ÖNEMLI bir turnuvaya katıldık ya dev aynası hazır. Havalı reklam filmleri çekiyoruz hemen. FIFA sıralamasında 32. basamaktayız ama hocamız maaş basamağında ilk 3’te örneğin. Şampiyon olan takımdan çok prim daha katılır katılmaz hesaplarda. Kalınan oteller, işin reklam kısımları süper ama sahada yokuz. Hem yönetmen kötü hem de aktörler. EURO 2020’ye utanç verici bir performansla veda ettik: 1 gol, 0 puan ve -7 averajla. Averaj takımı olduk yani. 1980’li yıllara döndük. Gerçi bu kez hem yenildik hem ezildik.

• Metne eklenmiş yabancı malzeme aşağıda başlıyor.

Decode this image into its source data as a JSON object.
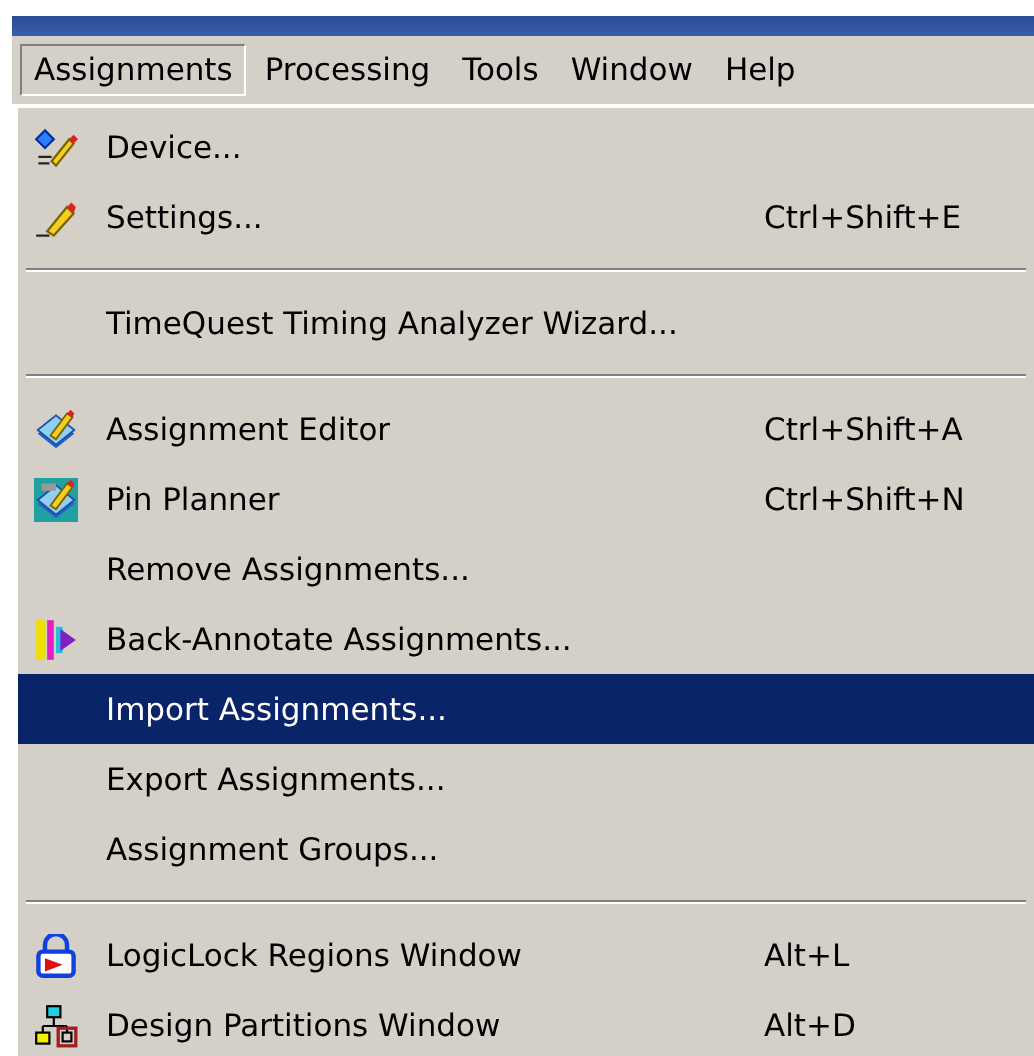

RONALDO kadar savaşacak, Kroos kadar mücadele edecek, Mbappe kadar koşacaksınız. Asıl reklam sahada çünkü orda çekiliyor.

TAKIMIN sorunu taktiksel değil zihinsel. Yetenekli oyunculara sahip olmak ayrı en kritik yerde bunu gösterip takım olabilmek ayrı. Dedik ya sorun kafalarda. 'O oynasa bu oynasa'lık bir durum yok. Şenol Güneş’e turnuva boyunca dikkatlice bakın ne demek istediğimi anlayacaksınız. Hocaya küsebilirsiniz ama milli formaya küsülmez. Kapalı kapılar arkasında takım arkadaşlarınızı yerden yere vurabilirsiniz, kavga edebilirsiniz ama sahada milli forma için kavga edeceksiniz.

İSVIÇRE önünde bile reaksiyon gösteremeyen, ilk golden sonra gardı düşen bir takım, pardon oyuncu topluluğu vardı.

KISACASI 3 maçtır birbirine ve hocasına inanmayan futbolcuları izlediniz. En kötü milli takım olarak tarihe geçtiniz. Gerçek bu.

REKLAMLAR bitti. Şimdi kuymak yiyip Alaçatı’da plaj futboluna dönebilirsiniz. Hesabı ödeyen çıkar mı? Göreceğiz!